At the beginning of Lockdown I came across this rubbish dumped in a nature reserve where otters bred. There was human faeces everywhere.
“Why do people throw litter?” I’m asked.
It’s no excuse, but think it gives them a sense of release, which is why we are being inundated right now. I have studied the issue in my depth here.
Quite a lot of rubbish blows off building sites. Here I am in my V.E. Day dress, removing builder’s plastic from a New Forest pond along with a war-time can that looked at least 75 years old.
“What are the most distressing things you find?”
Fly-tipping upsets me. I took my family to help clear half a ton of plastic car parts dipped in a beautiful bluebell wood a mile from our house, last night. It’s been languishing there so long that a member of a UK Litter-picking group has asked me to send him what have become ‘collector’s items’ but there are too many!

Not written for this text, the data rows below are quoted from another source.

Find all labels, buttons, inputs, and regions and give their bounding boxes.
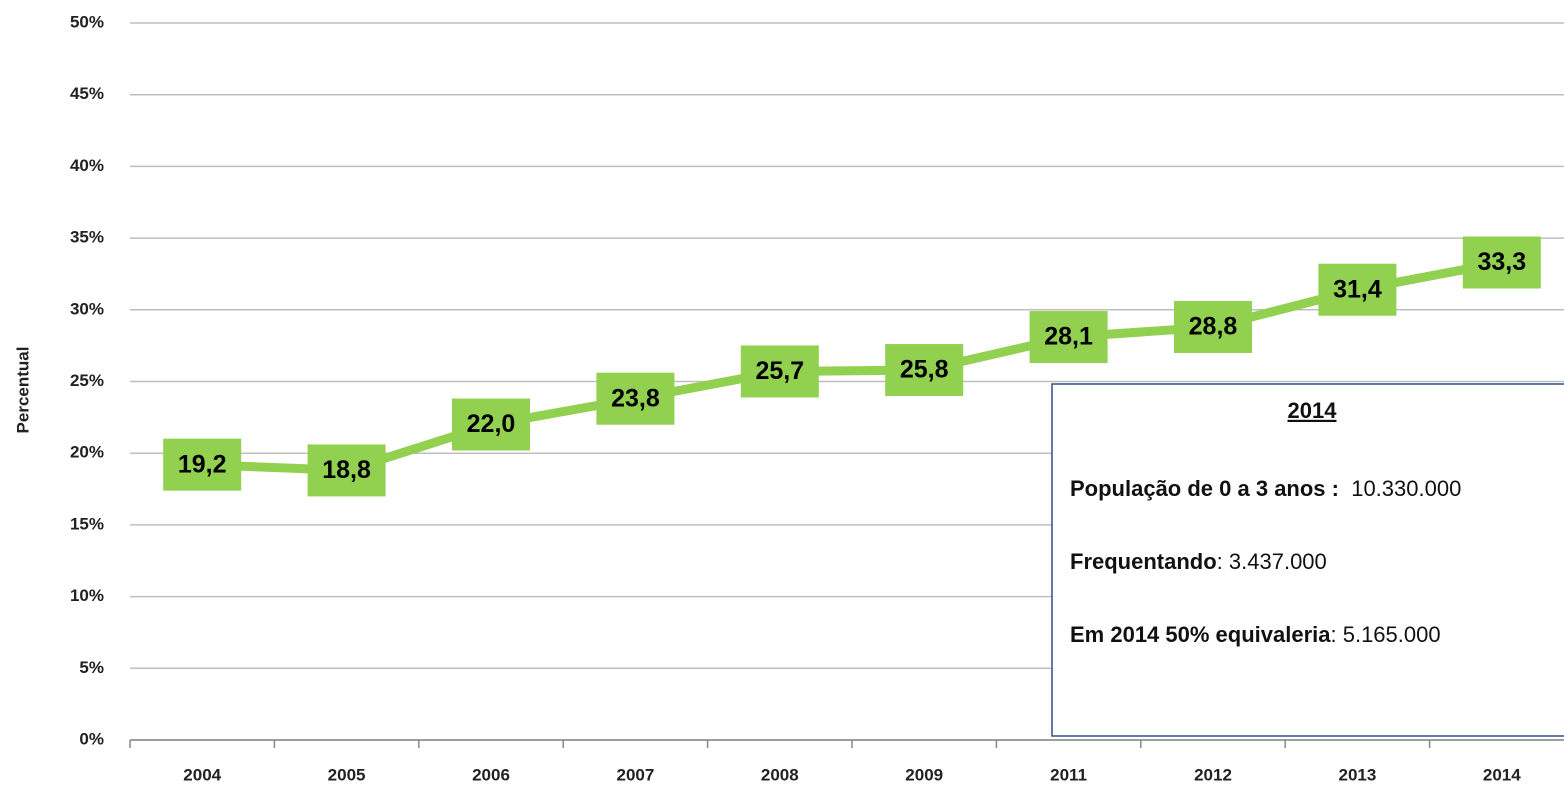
data-label-box	[163, 438, 242, 491]
data-label-box	[740, 345, 819, 398]
data-label-box	[1029, 311, 1108, 364]
data-label-box	[596, 372, 675, 425]
y-tick-label: 40%	[70, 156, 104, 175]
x-tick-label: 2013	[1338, 765, 1376, 784]
annotation-title: 2014	[1288, 398, 1338, 423]
x-tick-label: 2008	[761, 765, 799, 784]
x-tick-label: 2006	[472, 765, 510, 784]
annotation-box: 2014 População de 0 a 3 anos : 10.330.00…	[1051, 383, 1564, 737]
x-tick-label: 2014	[1483, 765, 1521, 784]
y-tick-label: 35%	[70, 228, 104, 247]
data-label: 33,3	[1477, 248, 1526, 276]
data-label-box	[452, 398, 530, 451]
x-tick-label: 2005	[328, 765, 366, 784]
y-tick-label: 15%	[70, 514, 104, 533]
annotation-frame	[1051, 383, 1564, 737]
y-axis-label: Percentual	[13, 347, 32, 434]
data-label: 19,2	[178, 450, 227, 478]
y-tick-label: 25%	[70, 371, 104, 390]
data-label: 28,8	[1189, 313, 1238, 341]
x-tick-label: 2007	[616, 765, 654, 784]
data-label-box	[1174, 301, 1252, 354]
x-tick-label: 2004	[183, 765, 221, 784]
x-tick-label: 2009	[905, 765, 943, 784]
y-tick-label: 50%	[70, 12, 104, 31]
annotation-value: : 5.165.000	[1331, 622, 1441, 647]
annotation-line: Em 2014 50% equivaleria: 5.165.000	[1070, 622, 1441, 647]
data-label: 25,8	[900, 356, 949, 384]
data-label: 31,4	[1333, 275, 1382, 303]
data-label: 22,0	[467, 410, 516, 438]
y-tick-label: 20%	[70, 443, 104, 462]
annotation-value: : 3.437.000	[1217, 549, 1327, 574]
data-label-box	[307, 444, 386, 497]
annotation-label: Frequentando	[1070, 549, 1217, 574]
x-tick-label: 2012	[1194, 765, 1232, 784]
data-label: 18,8	[322, 456, 371, 484]
data-label: 23,8	[611, 384, 660, 412]
annotation-value: 10.330.000	[1339, 476, 1461, 501]
x-tick-label: 2011	[1050, 765, 1087, 784]
y-tick-label: 10%	[70, 586, 104, 605]
data-label: 28,1	[1044, 323, 1093, 351]
data-label: 25,7	[755, 357, 804, 385]
y-tick-label: 5%	[79, 658, 104, 677]
annotation-label: População de 0 a 3 anos :	[1070, 476, 1339, 501]
data-label-box	[1318, 263, 1397, 316]
data-line	[202, 258, 1503, 475]
annotation-line: População de 0 a 3 anos : 10.330.000	[1070, 476, 1461, 501]
annotation-line: Frequentando: 3.437.000	[1070, 549, 1327, 574]
y-tick-label: 30%	[70, 299, 104, 318]
data-label-box	[1462, 236, 1541, 289]
annotation-label: Em 2014 50% equivaleria	[1070, 622, 1331, 647]
data-label-box	[885, 344, 964, 397]
y-tick-label: 45%	[70, 84, 104, 103]
y-tick-label: 0%	[79, 729, 104, 748]
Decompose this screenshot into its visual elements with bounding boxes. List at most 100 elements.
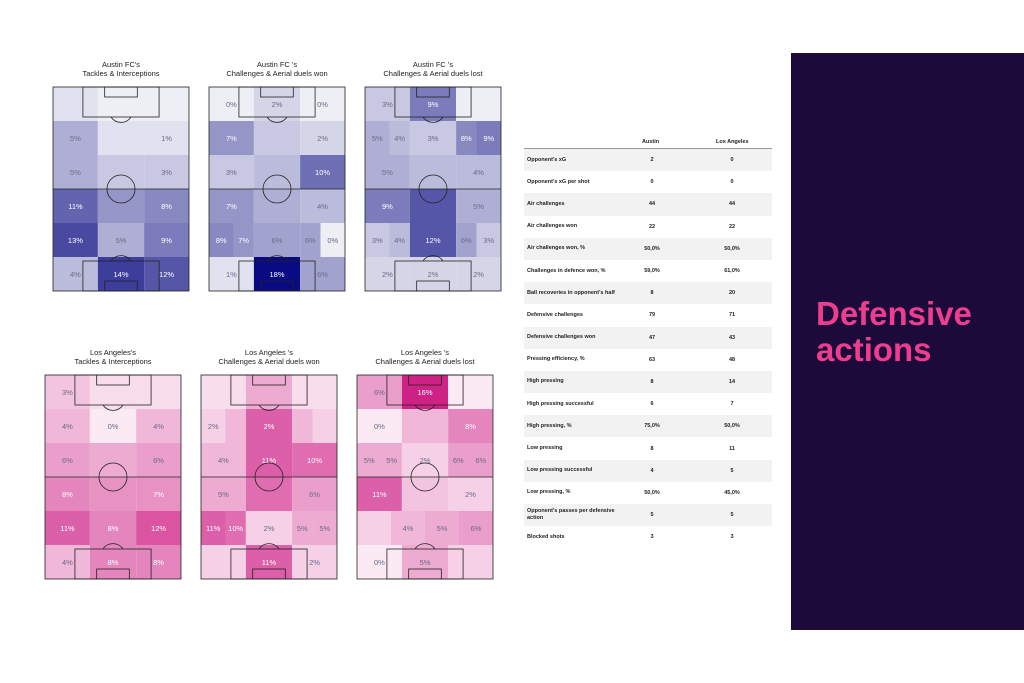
heatmap-cell: [89, 375, 137, 409]
row-label: Air challenges won, %: [527, 245, 586, 252]
heatmap-cell: [292, 477, 337, 511]
heatmap-cell: [459, 511, 493, 545]
los-angeles-value: 61,0%: [724, 268, 740, 275]
heatmap-cell: [201, 477, 246, 511]
heatmap-cell-label: 9%: [483, 134, 494, 143]
heatmap-title: Austin FC 's Challenges & Aerial duels w…: [226, 60, 328, 78]
pitch-marking: [96, 374, 130, 386]
heatmap-cell: [320, 223, 345, 257]
heatmap-cell: [209, 87, 254, 121]
row-label: Pressing efficiency, %: [527, 356, 585, 363]
heatmap-cell: [300, 87, 345, 121]
austin-value: 4: [650, 467, 654, 474]
pitch-marking: [414, 404, 436, 411]
heatmap-cell-label: 8%: [153, 558, 164, 567]
heatmap-cell-label: 2%: [428, 270, 439, 279]
heatmap-cell: [456, 257, 501, 291]
table-row: Opponent's xG 2 0: [524, 149, 772, 172]
heatmap-cell-label: 3%: [372, 236, 383, 245]
heatmap-cell: [300, 223, 321, 257]
heatmap-cell-label: 6%: [475, 456, 486, 465]
table-row: Opponent's xG per shot 0 0: [524, 171, 772, 193]
heatmap-cell-label: 2%: [208, 422, 219, 431]
pitch-marking: [252, 568, 286, 580]
heatmap-cell-label: 2%: [465, 490, 476, 499]
heatmap-cell-label: 4%: [394, 236, 405, 245]
heatmap-cell-label: 12%: [425, 236, 440, 245]
heatmap-cell: [292, 545, 337, 579]
los-angeles-value: 11: [729, 445, 735, 452]
heatmap-cell-label: 2%: [382, 270, 393, 279]
austin-value: 8: [650, 445, 654, 452]
heatmap-cell-label: 9%: [428, 100, 439, 109]
heatmap-cell-label: 12%: [151, 524, 166, 533]
heatmap-pitch: 2% 2% 4% 11% 10% 5% 6% 11% 10% 2% 5% 5% 11% 2%: [200, 374, 338, 580]
pitch-marking: [266, 255, 288, 262]
heatmap-cell-label: 11%: [372, 490, 387, 499]
austin-value: 50,0%: [644, 245, 660, 252]
heatmap-cell: [53, 121, 98, 155]
heatmap-cell: [45, 545, 90, 579]
heatmap-cell-label: 5%: [218, 490, 229, 499]
heatmap-cell: [448, 409, 493, 443]
heatmap-cell: [97, 121, 145, 155]
heatmap-cell-label: 8%: [108, 558, 119, 567]
los-angeles-value: 5: [730, 467, 734, 474]
heatmap-title: Los Angeles 's Challenges & Aerial duels…: [375, 348, 475, 366]
heatmap-cell: [357, 375, 402, 409]
pitch-marking: [110, 116, 132, 123]
heatmap-pitch: 3% 9% 5% 4% 3% 8% 9% 5% 4% 9% 5% 3% 4% 12% 6% 3% 2% 2% 2%: [364, 86, 502, 292]
heatmap-cell: [53, 155, 98, 189]
heatmap-cell: [144, 257, 189, 291]
heatmap-cell: [209, 121, 254, 155]
heatmap-cell: [53, 189, 98, 223]
pitch-marking: [258, 543, 280, 550]
table-row: Defensive challenges 79 71: [524, 304, 772, 326]
heatmap-cell-label: 5%: [116, 236, 127, 245]
pitch-marking: [416, 280, 450, 292]
heatmap-cell: [89, 443, 137, 477]
heatmap-cell: [53, 223, 98, 257]
heatmap-cell: [456, 87, 501, 121]
heatmap-cell-label: 5%: [297, 524, 308, 533]
heatmap-cell: [365, 121, 390, 155]
heatmap-cell: [89, 545, 137, 579]
los-angeles-value: 5: [730, 512, 734, 519]
heatmap-cell-label: 3%: [483, 236, 494, 245]
heatmap-cell: [300, 189, 345, 223]
pitch-marking: [414, 543, 436, 550]
heatmap-cell: [136, 545, 181, 579]
austin-value: 63: [648, 356, 656, 363]
heatmap-cell-label: 4%: [62, 422, 73, 431]
heatmap-cell-label: 3%: [428, 134, 439, 143]
row-label: High pressing: [527, 378, 564, 385]
heatmap-cell: [201, 443, 246, 477]
heatmap-cell: [456, 223, 477, 257]
heatmap-cell: [401, 443, 449, 477]
heatmap-cell-label: 0%: [317, 100, 328, 109]
pitch-marking: [266, 116, 288, 123]
heatmap-cell: [45, 477, 90, 511]
heatmap-cell: [136, 375, 181, 409]
heatmap-cell: [53, 87, 98, 121]
heatmap-cell-label: 5%: [372, 134, 383, 143]
heatmap-cell-label: 4%: [62, 558, 73, 567]
heatmap-cell: [136, 409, 181, 443]
heatmap-cell: [401, 375, 449, 409]
heatmap-cell-label: 11%: [262, 558, 277, 567]
heatmap-cell: [409, 87, 457, 121]
austin-value: 47: [648, 334, 656, 341]
heatmap-cell: [253, 257, 301, 291]
heatmap-cell: [409, 121, 457, 155]
heatmap-cell-label: 16%: [417, 388, 432, 397]
heatmap-cell: [357, 443, 382, 477]
heatmap-cell-label: 5%: [386, 456, 397, 465]
heatmap-cell-label: 10%: [315, 168, 330, 177]
heatmap-cell-label: 3%: [226, 168, 237, 177]
heatmap-cell-label: 6%: [453, 456, 464, 465]
heatmap-cell: [401, 477, 449, 511]
heatmap-cell: [97, 155, 145, 189]
pitch-marking: [106, 174, 136, 204]
austin-value: 75,0%: [644, 423, 660, 430]
heatmap-cell: [389, 223, 410, 257]
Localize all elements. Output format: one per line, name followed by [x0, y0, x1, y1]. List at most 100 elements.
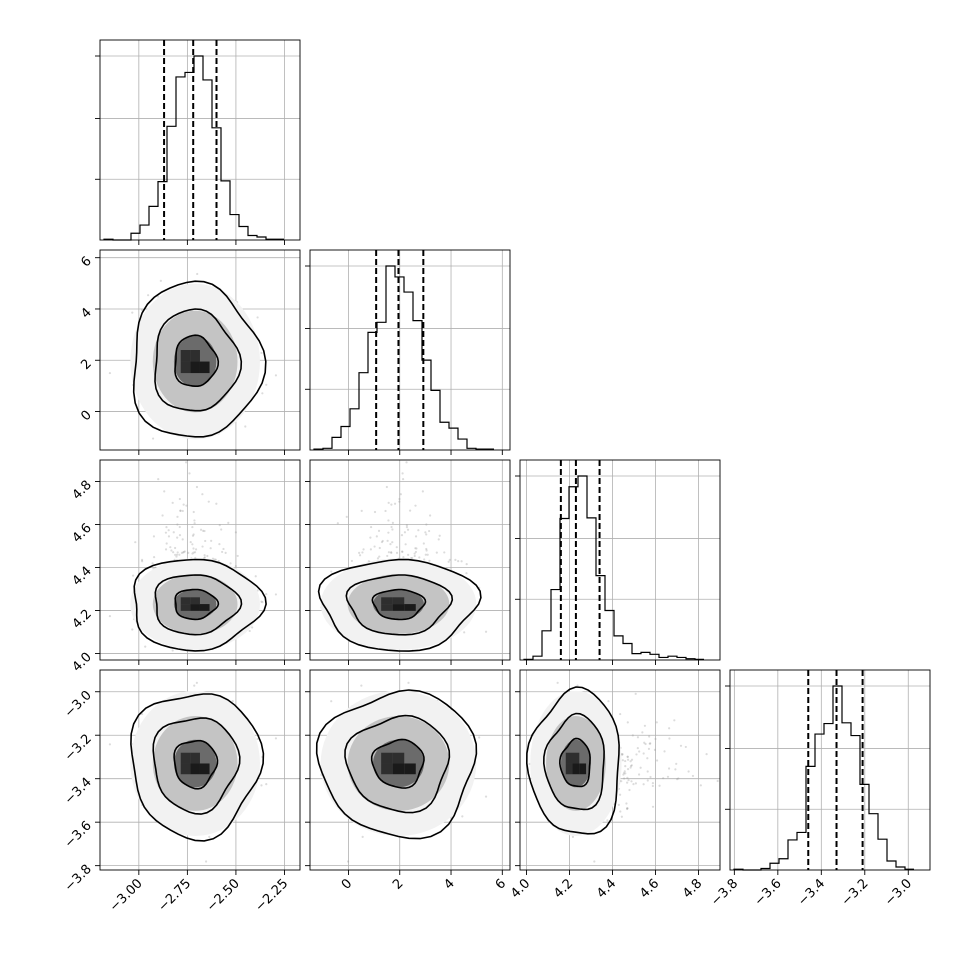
scatter-point	[179, 509, 182, 512]
contour-line	[154, 574, 243, 636]
scatter-point	[164, 548, 168, 551]
scatter-point	[448, 558, 451, 561]
x-tick-label: −3.2	[839, 876, 872, 909]
scatter-point	[261, 392, 264, 395]
scatter-point	[403, 531, 407, 534]
scatter-point	[256, 316, 259, 319]
y-tick-label: 0	[78, 408, 94, 424]
scatter-point	[192, 551, 195, 554]
scatter-point	[175, 555, 178, 558]
scatter-point	[203, 556, 206, 559]
scatter-point	[390, 551, 393, 554]
density-cell	[381, 604, 393, 611]
scatter-point	[400, 533, 404, 537]
scatter-point	[425, 549, 428, 552]
scatter-point	[178, 533, 182, 537]
scatter-point	[385, 485, 388, 489]
scatter-point	[424, 553, 427, 556]
scatter-point	[391, 521, 394, 525]
scatter-point	[108, 371, 112, 375]
scatter-point	[358, 551, 361, 554]
scatter-point	[183, 550, 186, 553]
hist-axes-0	[95, 40, 300, 245]
contour-line	[174, 588, 220, 621]
density-cell	[180, 350, 191, 362]
scatter-point	[387, 501, 390, 504]
scatter-point	[399, 493, 402, 496]
panel-frame-1-0	[99, 249, 301, 451]
density-cell	[381, 597, 393, 605]
scatter-point	[390, 525, 393, 529]
scatter-point	[345, 515, 348, 518]
scatter-point	[414, 550, 418, 554]
scatter-point	[465, 572, 468, 575]
y-tick-label: −3.6	[62, 818, 95, 851]
scatter-point	[401, 472, 404, 475]
scatter-point	[174, 546, 177, 550]
scatter-point	[265, 383, 268, 386]
scatter-point	[360, 509, 363, 512]
density-cell	[180, 597, 191, 605]
scatter-point	[350, 559, 354, 563]
histogram-3	[733, 685, 914, 871]
density-cell	[180, 361, 191, 374]
scatter-point	[410, 557, 413, 560]
scatter-point	[171, 501, 174, 504]
scatter-point	[395, 546, 398, 549]
scatter-point	[465, 562, 468, 566]
scatter-point	[176, 523, 179, 526]
scatter-point	[172, 531, 175, 534]
scatter-point	[213, 558, 216, 561]
scatter-point	[193, 522, 196, 525]
scatter-point	[167, 535, 171, 538]
x-tick-label: −3.8	[708, 876, 741, 909]
scatter-point	[390, 503, 393, 506]
contour-line	[154, 308, 243, 412]
scatter-point	[147, 294, 150, 297]
hist-axes-2	[515, 460, 720, 665]
scatter-point	[236, 554, 239, 558]
scatter-point	[405, 526, 409, 529]
scatter-point	[170, 549, 173, 552]
scatter-point	[157, 478, 160, 481]
scatter-point	[176, 551, 179, 554]
scatter-point	[193, 551, 197, 554]
scatter-point	[454, 558, 457, 562]
scatter-point	[209, 547, 212, 550]
scatter-point	[362, 548, 365, 551]
scatter-point	[140, 712, 144, 716]
scatter-point	[401, 478, 405, 481]
scatter-point	[210, 539, 213, 542]
density-cell	[404, 604, 416, 611]
scatter-point	[172, 551, 175, 554]
scatter-point	[191, 525, 194, 529]
scatter-point	[418, 556, 421, 559]
scatter-point	[134, 541, 137, 544]
scatter-point	[171, 649, 174, 652]
scatter-point	[192, 547, 195, 550]
x-tick-label: −2.50	[204, 876, 243, 915]
scatter-point	[151, 437, 155, 440]
hist-frame-1	[309, 249, 511, 451]
scatter-point	[274, 374, 278, 377]
scatter-point	[376, 557, 380, 560]
scatter-point	[369, 548, 372, 551]
y-tick-label: 2	[78, 356, 94, 372]
scatter-point	[215, 502, 218, 505]
scatter-point	[178, 497, 181, 501]
scatter-point	[429, 514, 432, 517]
y-tick-label: 6	[78, 254, 94, 270]
scatter-point	[191, 534, 195, 537]
contour-line	[174, 334, 220, 387]
scatter-point	[193, 519, 196, 522]
panel-frame-2-0	[99, 459, 301, 661]
scatter-point	[438, 534, 441, 537]
scatter-point	[224, 551, 227, 554]
y-tick-label: 4.8	[70, 478, 95, 503]
scatter-point	[336, 522, 339, 525]
scatter-point	[185, 461, 188, 464]
scatter-point	[201, 545, 204, 548]
scatter-point	[152, 556, 156, 559]
histogram-1	[313, 265, 494, 450]
scatter-point	[220, 528, 223, 531]
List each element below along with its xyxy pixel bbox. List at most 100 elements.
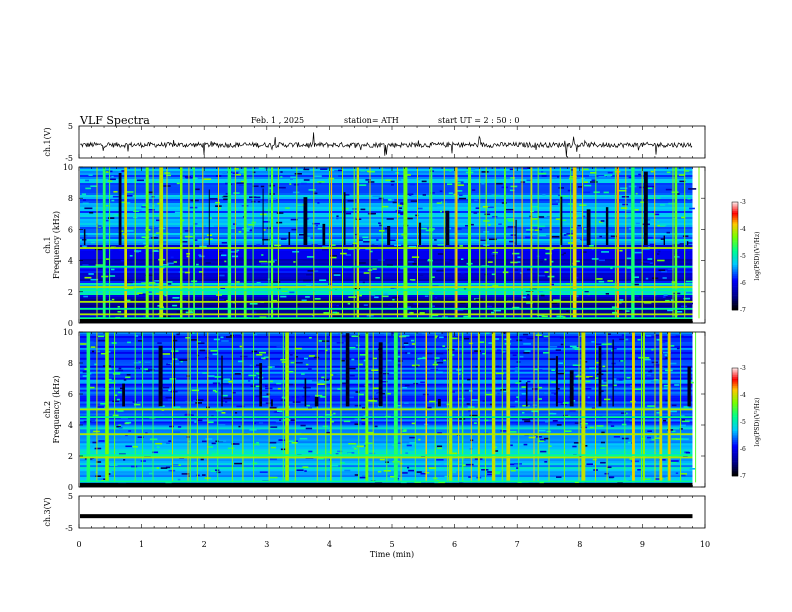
spectrogram-speckle <box>275 420 284 423</box>
spectrogram-speckle <box>679 180 686 183</box>
spectrogram-band <box>80 441 693 444</box>
spectrogram-speckle <box>167 283 172 285</box>
spectrogram-speckle <box>328 283 333 285</box>
spectrogram-speckle <box>333 274 341 276</box>
spectrogram-speckle <box>280 176 283 178</box>
spectrogram-speckle <box>212 353 219 356</box>
spectrogram-band <box>80 185 693 188</box>
spectrogram-speckle <box>412 263 417 265</box>
spectrogram-speckle <box>439 336 444 339</box>
vertical-burst <box>668 332 671 483</box>
spectrogram-speckle <box>522 418 531 421</box>
spectrogram-speckle <box>656 339 660 341</box>
vertical-burst <box>686 241 689 245</box>
spectrogram-band <box>80 225 693 228</box>
spectrogram-speckle <box>668 202 675 205</box>
spectrogram-speckle <box>209 198 218 200</box>
vertical-burst <box>196 332 198 483</box>
spectrogram-speckle <box>611 349 614 352</box>
spectrogram-speckle <box>170 299 178 302</box>
spectrogram-speckle <box>620 360 624 362</box>
spectrogram-speckle <box>227 447 235 450</box>
spectrogram-speckle <box>678 174 685 176</box>
spectrogram-speckle <box>517 256 521 259</box>
spectrogram-band <box>80 337 693 341</box>
vertical-burst <box>227 167 232 319</box>
vertical-burst <box>314 396 319 407</box>
spectrogram-speckle <box>670 460 679 462</box>
spectrogram-speckle <box>226 336 233 338</box>
spectrogram-speckle <box>308 368 312 370</box>
spectrogram-speckle <box>661 475 666 478</box>
spectrogram-band <box>80 259 693 262</box>
spectrogram-speckle <box>675 193 680 195</box>
spectrogram-speckle <box>194 462 197 464</box>
vertical-burst <box>445 210 450 245</box>
spectrogram-speckle <box>395 210 401 212</box>
spectrogram-speckle <box>638 173 641 176</box>
vertical-burst <box>277 167 279 319</box>
spectrogram-speckle <box>311 379 320 382</box>
spectrogram-speckle <box>235 412 238 414</box>
spectrogram-speckle <box>536 369 543 371</box>
spectrogram-speckle <box>436 459 444 461</box>
spectrogram-speckle <box>236 182 245 184</box>
spectrogram-speckle <box>481 469 489 471</box>
spectrogram-speckle <box>679 424 686 427</box>
spectrogram-speckle <box>463 315 469 318</box>
spectrogram-speckle <box>105 170 113 173</box>
spectrogram-speckle <box>162 353 170 355</box>
vertical-burst <box>393 332 398 483</box>
spectrogram-speckle <box>417 452 425 455</box>
spectrogram-speckle <box>539 261 544 263</box>
spectrogram-band <box>80 439 693 442</box>
spectrogram-speckle <box>549 346 558 348</box>
spectrogram-band <box>80 233 693 236</box>
vertical-burst <box>504 167 506 319</box>
spectrogram-band <box>80 199 693 202</box>
spectrogram-speckle <box>333 412 336 415</box>
time-tick-label: 10 <box>700 540 710 549</box>
spectrogram-speckle <box>540 439 546 441</box>
spectrogram-speckle <box>410 195 418 198</box>
colorbar-cell <box>732 286 738 289</box>
spectrogram-speckle <box>211 442 216 445</box>
vertical-burst <box>654 167 656 319</box>
spectrogram-speckle <box>448 192 453 195</box>
spectrogram-band <box>80 365 693 369</box>
spectrogram-speckle <box>308 407 313 409</box>
vertical-burst <box>454 167 456 319</box>
spectrogram-speckle <box>397 244 402 246</box>
spectrogram-speckle <box>125 434 128 437</box>
spectrogram-speckle <box>175 363 179 365</box>
spectrogram-speckle <box>90 241 96 244</box>
spectrogram-speckle <box>193 177 198 180</box>
colorbar-cell <box>732 301 738 304</box>
ch2-spectrogram-cells <box>80 332 697 488</box>
spectrogram-speckle <box>468 223 474 226</box>
spectrogram-speckle <box>411 256 420 258</box>
spectrogram-speckle <box>205 356 209 359</box>
spectrogram-speckle <box>448 297 453 300</box>
spectrogram-speckle <box>517 261 521 263</box>
spectrogram-speckle <box>392 296 399 299</box>
colorbar-cell <box>732 293 738 296</box>
vertical-burst <box>159 167 164 319</box>
spectrogram-band <box>80 475 693 478</box>
spectrogram-speckle <box>615 309 623 311</box>
spectrogram-speckle <box>402 430 407 432</box>
spectrogram-speckle <box>510 444 513 447</box>
spectrogram-speckle <box>246 229 250 232</box>
spectrogram-speckle <box>610 267 613 270</box>
spectrogram-speckle <box>566 233 574 235</box>
spectrogram-speckle <box>184 380 188 383</box>
spectrogram-speckle <box>270 426 278 428</box>
spectrogram-speckle <box>151 237 159 239</box>
spectrogram-speckle <box>353 447 358 450</box>
spectrogram-speckle <box>348 296 356 298</box>
spectrogram-speckle <box>364 442 373 445</box>
vertical-burst <box>152 167 154 319</box>
spectrogram-speckle <box>126 195 133 197</box>
spectrogram-speckle <box>607 171 613 174</box>
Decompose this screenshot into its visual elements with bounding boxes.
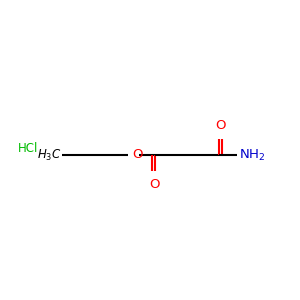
- Text: $H_3C$: $H_3C$: [38, 147, 62, 163]
- Text: NH$_2$: NH$_2$: [239, 147, 266, 163]
- Text: O: O: [149, 178, 159, 191]
- Text: O: O: [132, 148, 142, 161]
- Text: O: O: [215, 119, 225, 132]
- Text: HCl: HCl: [18, 142, 38, 154]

I dated the haul by a 2004 crisp-packet lodged with the hubcaps.
This was a load of brand new camping gear dumped in the New Forest National Park as if it was biodegradable.
It’s always distressing finding objects that have obviously been stolen, such as handbags, empty jewellry cases, laptops and iPhones. I’ve found eight different lots chucked in the river within half a mile of my home.
Finding nitrous oxide canisters worries me. What is something goes wrong? People are obviously taking it in areas inaccessible to an ambulance.
This bucket weighed in at 4kg. It can often weigh 6kg.
This is one of the most lethal objects found on a beach frequented by children, dogs and New Forest ponies. No one from the Council is going to find this.
Some items seem to have travelled a long way.
“What’s the weirdest thing you’ve found?”
I find long, fluorescent light bulbs washed up in the same place – intact. Here is one I found at the beginning of Lockdown. I’m assured they contain mercury and would be horrific if smashed.
“Do you do art with the rubbish?”
Not using the hub-caps, but during Lockdown I’ve begun to make abstract pictures with sea plastic. You can see the earring and beer bottle caps I found above.
This seascape is proving popular on Facebook:
Those of us collecting sea-plastic along the south coast have found a number of toy soldiers. I incorporated one into this collage:
Being a writer, I usually litter-pick alone so that I can take advantage of good weather and tides while being able to loosen-up after a day typing, but friends sometime join me. It’s fun and gives us plenty to chat about as we view society from the bottom up.